Noah is a Wexner Heritage Atlanta alumnus. He retired from the Jewish Federation of Atlanta after 30 years of service to the community. This D’var Torah was written for the JFGA Weekly in August. Noah can be reached at

As we begin Deuteronomy with the reading of D’varim, we notice that for a man almost 120 years old Moses can’t always remember his facts, especially since he was speaking from memory and not reading notes from his iPad. We note that he made significant changes in earlier texts, such as one very famous example where Moses’ restatement of the Ten Commandments is in some considerations materially different from the original. Or, perhaps for Moses, the truth of God’s words was always appearing anew to him and he felt compelled to pass these new insights to his people. And given the length of Deuteronomy, we can easily understand if Moses was just savoring the moment of reflecting on the past, acknowledging the reality of the present, and presenting his vision of the future for the nation Israel.

Moses surely could acknowledge, in the words of the Grateful Dead, “what a long strange trip it’s been.” I certainly lay no claim whatsoever to any connection to Moses except perhaps that we were both given biblical names. But, I can do what Moses did and reflect a bit on the past, the present, and the future. I feel so blessed to have been a Jewish communal professional in this phenomenal Atlanta community ever since the day I started at Jewish Federation of Greater Atlanta on September 1, 1981. From then to now, I have been privileged to take part in truly historic world and local events: Passage to Freedom and

Operation Exodus; Operation Solomon; missions to Israel, Eastern Europe and other Jewish communities in the world; Israel Emergency Campaigns and rallies for Israel; the Community Capital Campaign that raised $53 million for our Atlanta Jewish community; annual Community Campaigns that help care for the vulnerable and strengthen Jewish identity; community relations programs to feed the

hungry; leadership development programs; and programs to help donors find meaning in their charitable activities. And a few years ago, my life was forever enriched by my Wexner Heritage experience.

The lesson we learn from Moses is that Torah is the constant in our Jewish lives. For me, the one

constant in all these and other activities in which I worked, is the incredible people who were my partners and will always be my friends. You all have enriched my life, but infinitely more importantly, you are responsible for what our community has done, is doing, and will become. And just as you motivated me, you will motivate your children, grandchildren and all whom you touch to give of your time, talent and

treasure to help sustain our incredible Jewish heritage. Ira Gershwin said it best: “Who can ask for anything more!” 
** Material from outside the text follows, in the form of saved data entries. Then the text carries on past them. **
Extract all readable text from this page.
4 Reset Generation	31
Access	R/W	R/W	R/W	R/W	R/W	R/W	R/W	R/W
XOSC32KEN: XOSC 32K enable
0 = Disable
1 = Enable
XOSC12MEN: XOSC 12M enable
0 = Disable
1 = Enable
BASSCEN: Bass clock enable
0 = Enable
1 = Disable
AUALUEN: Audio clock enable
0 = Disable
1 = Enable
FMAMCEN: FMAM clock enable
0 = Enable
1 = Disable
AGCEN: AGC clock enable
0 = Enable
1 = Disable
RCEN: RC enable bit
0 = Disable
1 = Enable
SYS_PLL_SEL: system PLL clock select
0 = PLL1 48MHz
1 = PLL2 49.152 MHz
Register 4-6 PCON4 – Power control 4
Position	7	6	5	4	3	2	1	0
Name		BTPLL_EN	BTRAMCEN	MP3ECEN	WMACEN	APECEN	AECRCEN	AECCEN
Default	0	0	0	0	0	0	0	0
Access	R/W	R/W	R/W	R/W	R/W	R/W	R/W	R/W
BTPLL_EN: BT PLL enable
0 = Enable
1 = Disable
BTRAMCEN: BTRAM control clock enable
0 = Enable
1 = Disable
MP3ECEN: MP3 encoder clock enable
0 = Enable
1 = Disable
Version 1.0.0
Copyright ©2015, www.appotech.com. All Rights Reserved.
But there certainly is a lot more to accomplish. I think that’s why I stay focused on the present. There is so much to do:

We need to create truly a spirit of Am Yisrael, in which all Jews feel responsible for one another; elevate Tikkun Olam to a level that provides even more life-enhancing work in the world; open our fellow Jews’ hearts, souls and minds — men, women and children – to the sheer beauty, excitement, joy and wonder of Judaism, so much of which sadly is absent in too many people’s lives. 

We need to bring Israel back into our hearts.
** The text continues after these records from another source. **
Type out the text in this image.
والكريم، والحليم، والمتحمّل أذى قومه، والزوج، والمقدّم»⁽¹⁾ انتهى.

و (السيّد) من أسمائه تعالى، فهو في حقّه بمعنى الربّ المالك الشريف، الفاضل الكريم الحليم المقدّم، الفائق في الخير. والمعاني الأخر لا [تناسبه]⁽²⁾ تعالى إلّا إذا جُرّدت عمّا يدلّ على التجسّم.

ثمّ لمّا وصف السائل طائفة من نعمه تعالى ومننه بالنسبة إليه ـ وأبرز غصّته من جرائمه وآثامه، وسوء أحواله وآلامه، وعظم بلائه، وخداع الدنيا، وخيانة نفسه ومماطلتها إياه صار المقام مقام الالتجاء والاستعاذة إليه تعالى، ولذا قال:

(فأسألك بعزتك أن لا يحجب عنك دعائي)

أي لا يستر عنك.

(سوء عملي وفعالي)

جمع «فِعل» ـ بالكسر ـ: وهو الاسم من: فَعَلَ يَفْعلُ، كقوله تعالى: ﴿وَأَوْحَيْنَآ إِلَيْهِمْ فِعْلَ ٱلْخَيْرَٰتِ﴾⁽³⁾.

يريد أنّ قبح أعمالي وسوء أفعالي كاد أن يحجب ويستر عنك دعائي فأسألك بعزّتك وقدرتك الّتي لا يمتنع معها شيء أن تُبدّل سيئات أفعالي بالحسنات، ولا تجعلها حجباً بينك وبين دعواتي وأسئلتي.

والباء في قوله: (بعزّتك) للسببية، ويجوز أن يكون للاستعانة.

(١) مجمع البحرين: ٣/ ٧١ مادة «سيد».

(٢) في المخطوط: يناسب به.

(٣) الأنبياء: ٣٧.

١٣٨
We need to join, donate, socialize, and participate.

We need always to recommit to building a strong, vibrant, fun, relevant, affordable Jewish community of excellence and the highest of quality.

And by learning from the past, and focusing on the present, we know that we will be better prepared for the future – what perhaps is called the Messianic age – where we envision a community and a world that ought to be; which may not be attained but which we nonetheless seek to achieve.
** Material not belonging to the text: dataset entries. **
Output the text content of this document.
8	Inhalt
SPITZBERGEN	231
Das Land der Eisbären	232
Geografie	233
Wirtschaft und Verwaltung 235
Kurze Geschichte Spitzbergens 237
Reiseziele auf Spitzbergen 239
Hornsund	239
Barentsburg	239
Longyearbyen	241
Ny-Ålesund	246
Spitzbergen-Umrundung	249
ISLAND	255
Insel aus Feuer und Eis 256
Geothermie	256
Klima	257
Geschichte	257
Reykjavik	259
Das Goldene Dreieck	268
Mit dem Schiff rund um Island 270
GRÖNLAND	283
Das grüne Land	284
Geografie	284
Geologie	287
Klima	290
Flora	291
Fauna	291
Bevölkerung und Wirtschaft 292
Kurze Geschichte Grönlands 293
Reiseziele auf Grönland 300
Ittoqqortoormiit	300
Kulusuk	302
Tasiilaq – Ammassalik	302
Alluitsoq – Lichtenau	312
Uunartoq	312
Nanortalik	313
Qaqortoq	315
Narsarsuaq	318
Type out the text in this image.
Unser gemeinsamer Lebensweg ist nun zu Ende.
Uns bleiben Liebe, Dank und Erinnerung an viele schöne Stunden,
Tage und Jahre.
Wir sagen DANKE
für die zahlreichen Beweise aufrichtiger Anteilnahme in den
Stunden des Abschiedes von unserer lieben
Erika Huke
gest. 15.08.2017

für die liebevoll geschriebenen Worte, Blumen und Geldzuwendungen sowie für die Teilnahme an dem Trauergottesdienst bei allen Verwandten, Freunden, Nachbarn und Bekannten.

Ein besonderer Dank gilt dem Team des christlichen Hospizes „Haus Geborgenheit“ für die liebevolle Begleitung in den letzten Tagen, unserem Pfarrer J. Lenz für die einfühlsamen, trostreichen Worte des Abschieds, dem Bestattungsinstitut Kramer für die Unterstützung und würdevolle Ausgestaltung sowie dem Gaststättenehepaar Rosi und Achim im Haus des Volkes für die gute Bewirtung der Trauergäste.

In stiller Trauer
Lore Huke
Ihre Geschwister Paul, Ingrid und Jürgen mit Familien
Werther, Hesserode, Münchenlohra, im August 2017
It’s significant that when Moses starts speaking in D’varim to sum things up, he starts not with laws but with the travels of his people. He recognizes that he didn’t do it alone. He and God didn’t do it alone. Moses did it with and for his people. That’s a lesson that truly resonates with me. Thank God I am not alone: with my wonderful wife, children and grandchildren, parents, siblings and relatives, beautiful friends, and extraordinary colleagues in the Jewish, general and Wexner communities. My prayer is that no one is alone; that we create a community that promotes enduring relationships; that we work together rather than in silos; that we embrace rather than push away. We will always be a stiff-necked people, being admonished by “the Moses” of our day, but only together will we earn respect, find salvation, and enjoy life to its fullest. And with that being said, indeed, what a long, wonderful trip it has been.